Le FESTIVAL 2010 de Veldhoven (*1) nous en a fait une fois de plus une brillante démonstration placée sous le signe de la diversité, célébrant en ce début mai les 25 ans d'existence de l'orchestre « Veldhovense Mondharmonika Vereniging » créé en 1985 par le regretté Peter Janssen. Evénement qui coïncidait à cette époque avec la naissance de la NOVAM (Organisation Néerlandaise de l'harmonica et de l'accordéon), heureuse fusion de deux instruments favorisée déjà au départ par la même origine étymologique batave : « Harmonika » pour l'un et « Mondharmonika » pour l'autre. Une époque riche en événements internationaux majeurs avec, entre autres, la fondation de l'IHO (International Harmonica Organisation), toujours à l'initiative de Peter Janssen, dont il sera le premier président.
« Back to the past », je vous invite à faire avec moi un retour en arrière à la découverte du parcours de ce « Mondharmonika » si cher à nos amis hollandais.
Le point de départ se situe au début des années 30, en la personne de Max Geldray (1916-2004), Van Gelden pour l'état civil, qui en 1932, alors qu'il n'avait que 16 ans, se vit offrir un harmonica chromatique. Admirateur de Borrah Minevitch il ne va pas tarder à « tomber dans la marmite »... Cela va commencer par la création d'un ensemble, les « Mondharmonika Band», avec Geert Van Driesten, entre autres, suivi du quartet « The Hollander Boys ». Mais dès 1934, il va entamer une carrière de soliste qui ne prendra fin qu'un jour d'automne 2004 à Palm Springs (USA, Californie).
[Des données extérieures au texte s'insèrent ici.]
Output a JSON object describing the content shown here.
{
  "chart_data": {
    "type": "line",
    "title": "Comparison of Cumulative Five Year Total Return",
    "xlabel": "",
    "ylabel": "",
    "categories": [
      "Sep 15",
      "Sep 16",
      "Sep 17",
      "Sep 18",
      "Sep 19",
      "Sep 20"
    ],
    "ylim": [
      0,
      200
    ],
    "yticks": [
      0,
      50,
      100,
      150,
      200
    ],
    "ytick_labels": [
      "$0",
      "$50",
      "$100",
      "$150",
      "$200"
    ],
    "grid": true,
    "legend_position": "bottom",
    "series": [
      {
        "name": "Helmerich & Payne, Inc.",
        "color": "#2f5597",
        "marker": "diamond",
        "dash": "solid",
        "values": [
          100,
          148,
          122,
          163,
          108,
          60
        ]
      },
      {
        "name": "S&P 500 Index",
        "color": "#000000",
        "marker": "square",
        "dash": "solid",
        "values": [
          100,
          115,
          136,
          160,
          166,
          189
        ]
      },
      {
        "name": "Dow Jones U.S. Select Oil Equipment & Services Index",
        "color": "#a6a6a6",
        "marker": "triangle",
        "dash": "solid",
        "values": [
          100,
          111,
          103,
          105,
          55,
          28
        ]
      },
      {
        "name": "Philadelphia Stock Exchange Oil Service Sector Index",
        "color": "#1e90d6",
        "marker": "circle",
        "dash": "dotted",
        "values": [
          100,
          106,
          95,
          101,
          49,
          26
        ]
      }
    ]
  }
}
Surnommé, mondialement, et indiscutablement, « The First Harmonica Jazz Player » il va s'affirmer au fil des décennies comme étant un musicien doté d'un « swing » et d'un sens inné de l'improvisation hors du commun; ce qui lui vaudra, globe trotter infatigable, de jouer avec les plus grands : Coleman Hawkins, Jo Bouillon, Ray Ventura, Henri Salvador, Django Reinhardt et le « Hot Club de France », Michel Warlop, Duke Ellington, etc.
A l'initiative de Borrah Minevitch, lors d'une tournée européenne des célèbres «Rascals », il sera soliste occasionnel du quintet «Hotcha Boys», à la fin des années 30.
Au fil du temps, Max Geldray va faire découvrir le pays des tulipes à bon nombre de ceux qui en ignorait l'existence.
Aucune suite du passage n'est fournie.